- From: <noah_mendelsohn@us.ibm.com>
- Date: Thu, 1 Dec 2005 15:21:28 -0500
- To: www-tag@w3.org
- Cc: David Hull <dmh@tibco.com>
David Hull was kind enough to send this clarification to the dist-app list, but I think it is also of interest as the TAG comes up to speed on WS-Addressing. Hmmm. First time I sent this the bullets in Dave's note disappeared as I went from HTML to text mail. Here's a clearer version. Thanks David! -------------------------------------- Noah Mendelsohn IBM Corporation One Rogers Street Cambridge, MA 02142 1-617-693-4036 -------------------------------------- ----- Forwarded by Noah Mendelsohn/Cambridge/IBM on 12/01/2005 03:14 PM ----- David Hull <dmh@tibco.com> Sent by: xml-dist-app-request@w3.org 12/01/2005 02:33 PM To: xml-dist-app@w3.org cc: (bcc: Noah Mendelsohn/Cambridge/IBM) Subject: EPRs, MAPs and MEPs As there has been some confusion: WSA defines two core concepts: Endpoint References (EPRs) and Message Addressing Properties (MAPs). * EPRs provide a data representation for a destination for messages.

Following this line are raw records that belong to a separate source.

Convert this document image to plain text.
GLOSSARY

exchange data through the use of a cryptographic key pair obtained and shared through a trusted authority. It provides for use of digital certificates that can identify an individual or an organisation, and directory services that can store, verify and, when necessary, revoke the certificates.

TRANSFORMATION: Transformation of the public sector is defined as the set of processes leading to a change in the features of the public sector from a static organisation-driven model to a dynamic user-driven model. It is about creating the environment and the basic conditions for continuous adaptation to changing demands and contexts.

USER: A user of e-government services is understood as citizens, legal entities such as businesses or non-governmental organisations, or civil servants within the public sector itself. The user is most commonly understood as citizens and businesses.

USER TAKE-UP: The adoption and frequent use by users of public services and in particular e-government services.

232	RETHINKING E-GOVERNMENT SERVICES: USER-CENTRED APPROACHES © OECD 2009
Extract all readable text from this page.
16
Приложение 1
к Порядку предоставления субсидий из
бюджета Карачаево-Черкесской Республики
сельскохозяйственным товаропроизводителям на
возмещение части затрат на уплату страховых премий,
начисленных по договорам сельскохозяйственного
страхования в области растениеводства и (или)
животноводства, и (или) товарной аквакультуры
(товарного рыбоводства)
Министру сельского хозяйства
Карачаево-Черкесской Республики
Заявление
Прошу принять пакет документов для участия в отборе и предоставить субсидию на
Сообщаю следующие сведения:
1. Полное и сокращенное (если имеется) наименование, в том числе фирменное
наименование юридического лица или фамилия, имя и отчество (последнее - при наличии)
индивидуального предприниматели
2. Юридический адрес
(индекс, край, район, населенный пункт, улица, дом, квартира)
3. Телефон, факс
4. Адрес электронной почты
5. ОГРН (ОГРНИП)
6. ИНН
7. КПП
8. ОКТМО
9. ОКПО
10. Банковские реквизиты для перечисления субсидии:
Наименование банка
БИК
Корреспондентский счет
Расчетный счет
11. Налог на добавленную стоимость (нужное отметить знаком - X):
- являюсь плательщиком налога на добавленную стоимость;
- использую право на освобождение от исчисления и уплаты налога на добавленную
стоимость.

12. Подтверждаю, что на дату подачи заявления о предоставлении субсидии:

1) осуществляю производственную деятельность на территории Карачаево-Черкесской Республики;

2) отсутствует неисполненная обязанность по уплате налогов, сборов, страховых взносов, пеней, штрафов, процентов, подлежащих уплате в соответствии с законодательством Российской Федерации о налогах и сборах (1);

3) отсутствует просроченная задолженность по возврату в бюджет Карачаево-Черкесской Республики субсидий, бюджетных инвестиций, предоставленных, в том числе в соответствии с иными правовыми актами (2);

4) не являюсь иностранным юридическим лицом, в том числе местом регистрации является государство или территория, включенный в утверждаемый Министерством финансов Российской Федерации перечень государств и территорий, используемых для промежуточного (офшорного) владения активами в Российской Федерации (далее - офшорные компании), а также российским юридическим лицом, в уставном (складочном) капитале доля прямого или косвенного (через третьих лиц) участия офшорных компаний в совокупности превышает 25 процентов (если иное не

Basically an IRI [address], [reference parameters] which are to be attached to the message sent (as SOAP headers in the SOAP binding), and [metadata], which is anything else of interest. * MAPs are analogous to the usual email headers such as from: to: reply-to: message-id: and in-reply-to: and, as the name suggests, are properties of the message. There is also an [action] MAP defined analogous to the SOAPAction HTTP header. As should be clear, a MAP is not the same as a MEP. The names are confusing, but (one hopes) which one is meant should also generally be clear from context.